The IAEA released its latest Safeguards Report on Iran’s nuclear program today, following up a shorter statement released last week. The report confirms that Iran has begun to enrich uranium at a level of 20 percent at its Pilot Fuel Enrichment Plant (PFEP) at Natanz.
On 14 February 2010, Iran, in the presence of Agency inspectors, moved approximately 1950 kg of low enriched UF6 from [its Fuel Enrichment Plant] to the PFEP feed station. The Agency inspectors sealed the cylinder containing the material to the feed station. Iran provided the Agency with mass spectrometry results which indicate that enrichment levels of up to 19.8% U-235 were obtained at PFEP between 9 and 11 February 2010.
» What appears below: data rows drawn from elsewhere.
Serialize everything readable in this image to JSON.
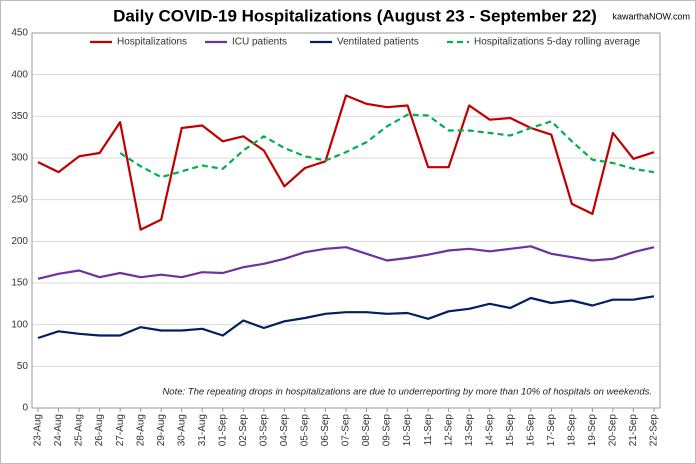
{
  "chart_data": {
    "type": "line",
    "title": "Daily COVID-19 Hospitalizations (August 23 - September 22)",
    "source": "kawarthaNOW.com",
    "note": "Note: The repeating drops in hospitalizations are due to underreporting by more than 10% of hospitals on weekends.",
    "categories": [
      "23-Aug",
      "24-Aug",
      "25-Aug",
      "26-Aug",
      "27-Aug",
      "28-Aug",
      "29-Aug",
      "30-Aug",
      "31-Aug",
      "01-Sep",
      "02-Sep",
      "03-Sep",
      "04-Sep",
      "05-Sep",
      "06-Sep",
      "07-Sep",
      "08-Sep",
      "09-Sep",
      "10-Sep",
      "11-Sep",
      "12-Sep",
      "13-Sep",
      "14-Sep",
      "15-Sep",
      "16-Sep",
      "17-Sep",
      "18-Sep",
      "19-Sep",
      "20-Sep",
      "21-Sep",
      "22-Sep"
    ],
    "series": [
      {
        "name": "Hospitalizations",
        "color": "#c00000",
        "dashed": false,
        "values": [
          295,
          283,
          302,
          306,
          343,
          214,
          226,
          336,
          339,
          320,
          326,
          309,
          266,
          288,
          296,
          375,
          365,
          361,
          363,
          289,
          289,
          363,
          346,
          348,
          336,
          328,
          245,
          233,
          330,
          299,
          307
        ]
      },
      {
        "name": "ICU patients",
        "color": "#7030a0",
        "dashed": false,
        "values": [
          155,
          161,
          165,
          157,
          162,
          157,
          160,
          157,
          163,
          162,
          169,
          173,
          179,
          187,
          191,
          193,
          185,
          177,
          180,
          184,
          189,
          191,
          188,
          191,
          194,
          185,
          181,
          177,
          179,
          187,
          193
        ]
      },
      {
        "name": "Ventilated patients",
        "color": "#002060",
        "dashed": false,
        "values": [
          84,
          92,
          89,
          87,
          87,
          97,
          93,
          93,
          95,
          87,
          105,
          96,
          104,
          108,
          113,
          115,
          115,
          113,
          114,
          107,
          116,
          119,
          125,
          120,
          132,
          126,
          129,
          123,
          130,
          130,
          134
        ]
      },
      {
        "name": "Hospitalizations 5-day rolling average",
        "color": "#00b050",
        "dashed": true,
        "values": [
          null,
          null,
          null,
          null,
          306,
          290,
          277,
          284,
          291,
          287,
          309,
          326,
          312,
          302,
          297,
          307,
          319,
          338,
          352,
          351,
          333,
          333,
          330,
          327,
          336,
          344,
          320,
          298,
          294,
          287,
          283
        ]
      }
    ],
    "ylim": [
      0,
      450
    ],
    "yticks": [
      0,
      50,
      100,
      150,
      200,
      250,
      300,
      350,
      400,
      450
    ],
    "grid": true
  }
}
To explain why it is much faster and easier for Iran to go from 20 percent to 90 percent enriched uranium, which would be required to produce a bomb, than from 5 percent to 20 percent, I defer to a true Arms Control Wonk.
Essentially, though, Iran has moved nearly its entire stock of LEU to PFEP, where a single cascade is currently producing 20 percent enriched uranium for the Tehran Research Reactor (TRR). “‘This is way more than the TRR needs and raises concerns about why Iran would be planning to convert so much’ of its low enriched uranium stockpile to higher enriched uranium,” says Jacqueline Shire of ISIS to Laura Rozen at POLITICO.
Further, the report notes that:
Contrary to the relevant resolutions of the Board of Governors and the Security Council, Iran has also continued with the construction of the IR-40 reactor and related heavy water activities. The Agency has not been permitted to take samples of the heavy water which is stored at UCF, and has not been provided with access to the Heavy Water Production Plant.
Before centrifuge technology for enriching uranium became available, the plutonium route using heavy-water reactors was the common choice for aspiring nuclear weapons states. India’s Cirrus reactor, Pakistan’s Khushab reactor, and Israel’s Dimona reactor are all large, heavy-water reactors. Since Iran’s civil nuclear power program is based on light-water technology, the use of a heavy-water production facility and a heavy-water “research” reactor have caused many experts to take note.
Iran has ignored multiple IAEA requests to cease its heavy-water program at Arak and previously refused an offer by France, Germany, and the United Kingdom to replace its 40-megawatt heavy-water reactor with a light-water research reactor.
In response to the implications of these combined current activities, the IAEA has stated its “concerns” for the first time:
The information available to the Agency in connection with these outstanding issues is extensive and has been collected from a variety of sources over time. It is also broadly consistent and credible in terms of the technical detail, the time frame in which the activities were conducted and the people and organizations involved. Altogether, this raises concerns about the possible existence in Iran of past or current undisclosed activities related to the development of a nuclear payload for a missile.
This change may have been partially influenced by the leadership of Yukiya Amano, who became IAEA head in December, since the report appears to be more directly critical of Iran’s refusal to cooperate with the IAEA than most issued under his predecessor, Mohamed ElBaradei.